О своей радости — выходе журнала — Николай тотчас же сообщил Анне Горенко, потом матери и своему учителю Валерию Брюсову. Всем им он отправил пахнущий свежей типографской краской журнал «Сириус», свое первое детище.
Николай по-прежнему ищет секреты литературного мастерства. Так, в письме Брюсову в ответ на присланную мэтром новую книгу «Земная ось» молодой поэт сообщал учителю: «Идей и сюжетов у меня много. С горячей любовью я обдумываю какой-нибудь из них, все идет стройно и красиво, но когда я подхожу к столу, чтобы записать все те чудные вещи, которые только что были в моей голове, на бумаге получаются только бессвязные отрывочные фразы, поражающие своей какофонией. И я опять спешу в библиотеки: стараюсь выведать у мастеров стиля, как можно победить роковую инертность пера. Как раз в это время я работаю над старинными французскими хрониками и рыцарскими романами и собираюсь написать модернизированную повесть в стиле XIII или XIV века. Вообще мне кажется, что я накануне просветления, что вот рухнет стена и я пойму, а не научусь, как надо писать».
В начале 1907 года Гумилёв решил до конца прояснить отношения с Аней, поэтому, бросив все дела, раздобыв денег на самый дешевый поезд, он отправился в Киев. Анну Гумилёв нашел на Меринговской улице, в доме ее кузины Марии Александровны Змунчиллы. Николай Степанович с увлечением рассказывал Ане о музеях Лувра, где можно часами бродить среди греко-римских скульптур, бронзовых копий, античных статуй и саркофагов, где есть африканский зал!
— Тебе обязательно надо все это увидеть самой, Аня! — восклицал Гумилёв. — Я просто не могу перечислить все чудеса, которые я лицезрел в одном только Лувре.

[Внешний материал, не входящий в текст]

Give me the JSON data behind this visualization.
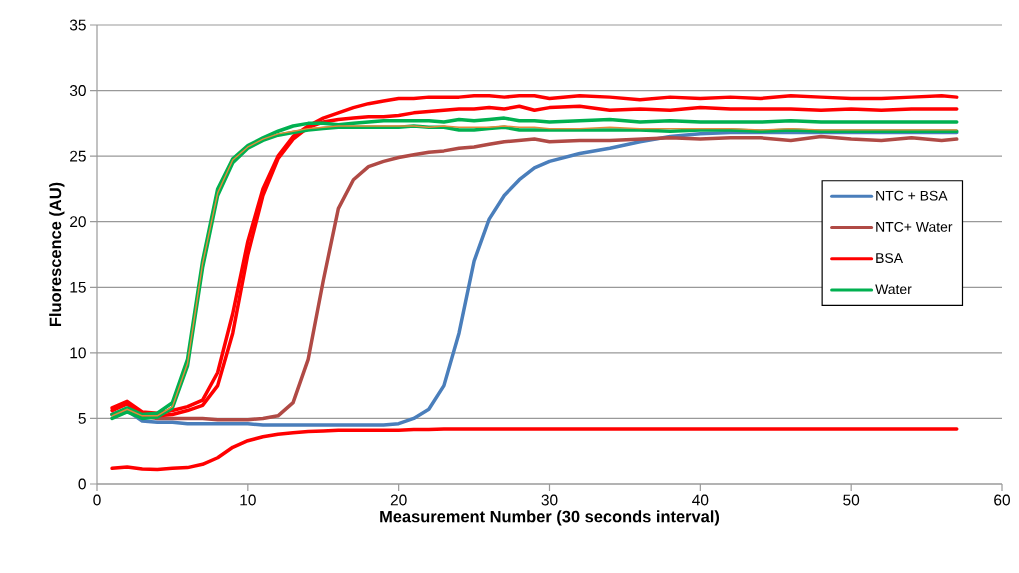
{
  "chart_data": {
    "type": "line",
    "xlabel": "Measurement Number (30 seconds interval)",
    "ylabel": "Fluorescence (AU)",
    "x": [
      1,
      2,
      3,
      4,
      5,
      6,
      7,
      8,
      9,
      10,
      11,
      12,
      13,
      14,
      15,
      16,
      17,
      18,
      19,
      20,
      21,
      22,
      23,
      24,
      25,
      26,
      27,
      28,
      29,
      30,
      32,
      34,
      36,
      38,
      40,
      42,
      44,
      46,
      48,
      50,
      52,
      54,
      56,
      57
    ],
    "series": [
      {
        "name": "NTC + BSA",
        "color": "#4a7ebb",
        "values": [
          5.3,
          5.6,
          4.8,
          4.7,
          4.7,
          4.6,
          4.6,
          4.6,
          4.6,
          4.6,
          4.5,
          4.5,
          4.5,
          4.5,
          4.5,
          4.5,
          4.5,
          4.5,
          4.5,
          4.6,
          5.0,
          5.7,
          7.5,
          11.5,
          17,
          20.2,
          22,
          23.2,
          24.1,
          24.6,
          25.2,
          25.6,
          26.1,
          26.5,
          26.7,
          26.8,
          26.8,
          26.8,
          26.8,
          26.8,
          26.8,
          26.8,
          26.8,
          26.8
        ]
      },
      {
        "name": "NTC+ Water",
        "color": "#b04a45",
        "values": [
          5.3,
          5.7,
          5.2,
          5.0,
          5.0,
          5.0,
          5.0,
          4.9,
          4.9,
          4.9,
          5.0,
          5.2,
          6.2,
          9.5,
          15.5,
          21,
          23.2,
          24.2,
          24.6,
          24.9,
          25.1,
          25.3,
          25.4,
          25.6,
          25.7,
          25.9,
          26.1,
          26.2,
          26.3,
          26.1,
          26.2,
          26.2,
          26.3,
          26.4,
          26.3,
          26.4,
          26.4,
          26.2,
          26.5,
          26.3,
          26.2,
          26.4,
          26.2,
          26.3
        ]
      },
      {
        "name": "BSA",
        "color": "#ff0000",
        "values": [
          5.8,
          6.3,
          5.5,
          5.4,
          5.6,
          5.9,
          6.4,
          8.5,
          13,
          18.5,
          22.5,
          25,
          26.5,
          27.3,
          27.9,
          28.3,
          28.7,
          29.0,
          29.2,
          29.4,
          29.4,
          29.5,
          29.5,
          29.5,
          29.6,
          29.6,
          29.5,
          29.6,
          29.6,
          29.4,
          29.6,
          29.5,
          29.3,
          29.5,
          29.4,
          29.5,
          29.4,
          29.6,
          29.5,
          29.4,
          29.4,
          29.5,
          29.6,
          29.5
        ]
      },
      {
        "color": "#ff0000",
        "values": [
          5.6,
          6.1,
          5.3,
          5.2,
          5.3,
          5.6,
          6.0,
          7.5,
          11.5,
          17.5,
          22,
          24.8,
          26.3,
          27.2,
          27.6,
          27.8,
          27.9,
          28.0,
          28.0,
          28.1,
          28.3,
          28.4,
          28.5,
          28.6,
          28.6,
          28.7,
          28.6,
          28.8,
          28.5,
          28.7,
          28.8,
          28.5,
          28.6,
          28.5,
          28.7,
          28.6,
          28.6,
          28.6,
          28.5,
          28.6,
          28.5,
          28.6,
          28.6,
          28.6
        ]
      },
      {
        "color": "#ff0000",
        "values": [
          1.2,
          1.3,
          1.15,
          1.1,
          1.2,
          1.25,
          1.5,
          2.0,
          2.8,
          3.3,
          3.6,
          3.8,
          3.9,
          4.0,
          4.05,
          4.1,
          4.1,
          4.1,
          4.1,
          4.1,
          4.15,
          4.15,
          4.2,
          4.2,
          4.2,
          4.2,
          4.2,
          4.2,
          4.2,
          4.2,
          4.2,
          4.2,
          4.2,
          4.2,
          4.2,
          4.2,
          4.2,
          4.2,
          4.2,
          4.2,
          4.2,
          4.2,
          4.2,
          4.2
        ]
      },
      {
        "name": "Water",
        "color": "#00b050",
        "values": [
          5.3,
          5.8,
          5.3,
          5.4,
          6.2,
          9.5,
          17,
          22.5,
          24.8,
          25.8,
          26.4,
          26.9,
          27.3,
          27.5,
          27.5,
          27.4,
          27.5,
          27.6,
          27.7,
          27.7,
          27.7,
          27.7,
          27.6,
          27.8,
          27.7,
          27.8,
          27.9,
          27.7,
          27.7,
          27.6,
          27.7,
          27.8,
          27.6,
          27.7,
          27.6,
          27.6,
          27.6,
          27.7,
          27.6,
          27.6,
          27.6,
          27.6,
          27.6,
          27.6
        ]
      },
      {
        "color": "#00b050",
        "values": [
          5.0,
          5.5,
          5.0,
          5.1,
          5.8,
          9,
          16.5,
          22,
          24.5,
          25.6,
          26.2,
          26.6,
          26.8,
          27.0,
          27.1,
          27.2,
          27.2,
          27.2,
          27.2,
          27.2,
          27.3,
          27.2,
          27.2,
          27.0,
          27.0,
          27.1,
          27.2,
          27.0,
          27.0,
          27.0,
          27.0,
          27.0,
          27.0,
          26.9,
          27.0,
          27.0,
          26.9,
          27.0,
          26.9,
          26.9,
          26.9,
          26.9,
          26.9,
          26.9
        ]
      },
      {
        "color": "#e5893a",
        "values": [
          5.2,
          5.7,
          5.2,
          5.2,
          5.9,
          9.2,
          16.8,
          22.2,
          24.7,
          25.7,
          26.3,
          26.7,
          26.9,
          27.1,
          27.2,
          27.3,
          27.3,
          27.3,
          27.3,
          27.3,
          27.3,
          27.2,
          27.3,
          27.2,
          27.2,
          27.2,
          27.3,
          27.2,
          27.2,
          27.1,
          27.1,
          27.2,
          27.1,
          27.1,
          27.1,
          27.1,
          27.0,
          27.1,
          27.0,
          27.0,
          27.0,
          27.0,
          27.0,
          27.0
        ]
      }
    ],
    "xlim": [
      0,
      60
    ],
    "xticks": [
      0,
      10,
      20,
      30,
      40,
      50,
      60
    ],
    "ylim": [
      0,
      35
    ],
    "yticks": [
      0,
      5,
      10,
      15,
      20,
      25,
      30,
      35
    ],
    "grid": "y",
    "legend": "right"
  }
}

Это огромная страна искусств. Я уверен, что ты бы захотела побывать и в музеях скульптуры, и Средних веков, и Возрождения, во французских павильонах XVI–XIX веков. А в Музее азиатских древностей я бы тебе показал сокровища из дворца Санхериба, ты бы увидела огромных крылатых быков, которые стояли у входа в этот древний храм…
Аня только вздыхала:
— У меня не хватило денег даже на поездку в Петербург, не то что в Париж!
— Деньги мы достанем. Ты ведь знаешь, что я тебя люблю и готов пойти на все, чтобы устроить твое счастье. Я прошу тебя стать моей женой!
— Но возможно ли это? — спросила Аня. — Ведь отец мой не даст согласия на брак.